26 Commits

Author SHA1 Message Date
8875af8e8a docs: fix roadmap and setup reference direction
Remove setup runbook references from prod roadmap docs so roadmap remains design intent only. Keep setup-to-roadmap links, but normalize them to explicit relative paths.
2026-06-15 19:57:21 +03:00
67f4c10c93 docs(roadmap): update various roadmap docs to align with latest infrastructure setup
- Synchronized swarm initialization, pipeline update, and certificate reloader instructions with the new monolithic stack logic and Ansible roles.
2026-06-15 16:48:04 +03:00
67dc2986dd docs(infra): restructure and update infrastructure setup documentation
- Anglicized setup and facts markdown file names for better consistency.

- Updated 01-swarm-init-multinode.md to highlight Ansible automation of Swarm initialization and labeling.

- Overhauled 03-infra-stack-changes.md to describe the single monolithic file strategy and reflect current Redis, RabbitMQ, and etcd cluster configurations.

- Fixed minor overrides and typos in Patroni templates and Ansible bootstrap documents.

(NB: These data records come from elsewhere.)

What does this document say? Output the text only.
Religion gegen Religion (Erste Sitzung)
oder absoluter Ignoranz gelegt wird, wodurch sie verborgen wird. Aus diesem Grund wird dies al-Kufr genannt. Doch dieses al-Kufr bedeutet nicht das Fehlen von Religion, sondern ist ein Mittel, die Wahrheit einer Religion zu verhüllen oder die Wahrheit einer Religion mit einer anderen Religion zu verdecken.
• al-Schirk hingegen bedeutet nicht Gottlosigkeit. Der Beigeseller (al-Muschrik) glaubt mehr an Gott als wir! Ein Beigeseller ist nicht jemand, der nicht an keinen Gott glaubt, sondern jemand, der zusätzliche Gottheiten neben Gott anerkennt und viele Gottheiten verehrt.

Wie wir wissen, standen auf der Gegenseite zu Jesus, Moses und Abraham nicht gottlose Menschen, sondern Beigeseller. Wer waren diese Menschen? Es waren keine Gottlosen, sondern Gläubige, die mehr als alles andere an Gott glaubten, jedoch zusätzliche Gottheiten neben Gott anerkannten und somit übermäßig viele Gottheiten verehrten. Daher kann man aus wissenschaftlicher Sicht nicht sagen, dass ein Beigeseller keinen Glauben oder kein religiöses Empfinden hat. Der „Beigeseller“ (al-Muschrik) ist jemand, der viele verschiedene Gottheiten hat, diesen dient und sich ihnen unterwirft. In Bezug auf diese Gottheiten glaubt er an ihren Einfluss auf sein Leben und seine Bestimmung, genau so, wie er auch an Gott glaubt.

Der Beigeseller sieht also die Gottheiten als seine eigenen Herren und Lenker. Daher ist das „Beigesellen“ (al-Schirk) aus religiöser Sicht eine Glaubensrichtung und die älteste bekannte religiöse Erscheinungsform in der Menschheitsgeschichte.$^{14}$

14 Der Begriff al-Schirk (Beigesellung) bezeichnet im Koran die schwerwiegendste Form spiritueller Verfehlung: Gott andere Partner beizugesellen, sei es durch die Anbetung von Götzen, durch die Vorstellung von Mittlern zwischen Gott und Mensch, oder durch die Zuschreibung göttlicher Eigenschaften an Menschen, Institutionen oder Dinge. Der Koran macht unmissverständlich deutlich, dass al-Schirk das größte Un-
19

- Restructured README and roadmap mapping to align with the renamed setup documents.
2026-06-15 16:42:18 +03:00
6f9d0d1588 feat(infra): Standardize StorageBox permissions and refactor DB stack name
- Ensure consistent directory and file permissions on StorageBox mounts for improved container access across application and database services.
- Introduce application-specific `storagebox_uid`/`gid` variables for more granular ownership control.
- Enhance StorageBox mount reliability by adding systemd reload and remount handlers for configuration changes.
- Add root credentials to Patroni's etcd configuration for authenticated communication.
- Update all relevant documentation and deployment scripts to use the `iklimco` Docker stack name for database services.
- Re-encrypt production vault secrets to include the new etcd password.
2026-05-23 18:11:01 +03:00
f23835a30a docs(config): Update template file paths to use 'template/' subdirectory
Reflects a clearer organization for SWAG configuration templates across all roadmap and setup documentation. This standardizes references to template files by explicitly including the `template/` subdirectory, improving clarity and distinction from generated configuration files.
2026-05-23 14:43:04 +03:00
ff9837ec54 feat(infra): update environment infrastructure configurations
- Synchronized environment-specific settings with the new isolated architecture.
- Updated network and storage definitions to match the latest Swarm stack requirements.
- Harmonized configuration templates for consistent cross-environment deployment.
2026-05-22 21:40:21 +03:00
e3787d80f6 docs(infra): align DB stack and APISIX production guidance
Update Environment_Infrastructure to match the current root stack conventions for database images, shared secret names, and APISIX real IP handling.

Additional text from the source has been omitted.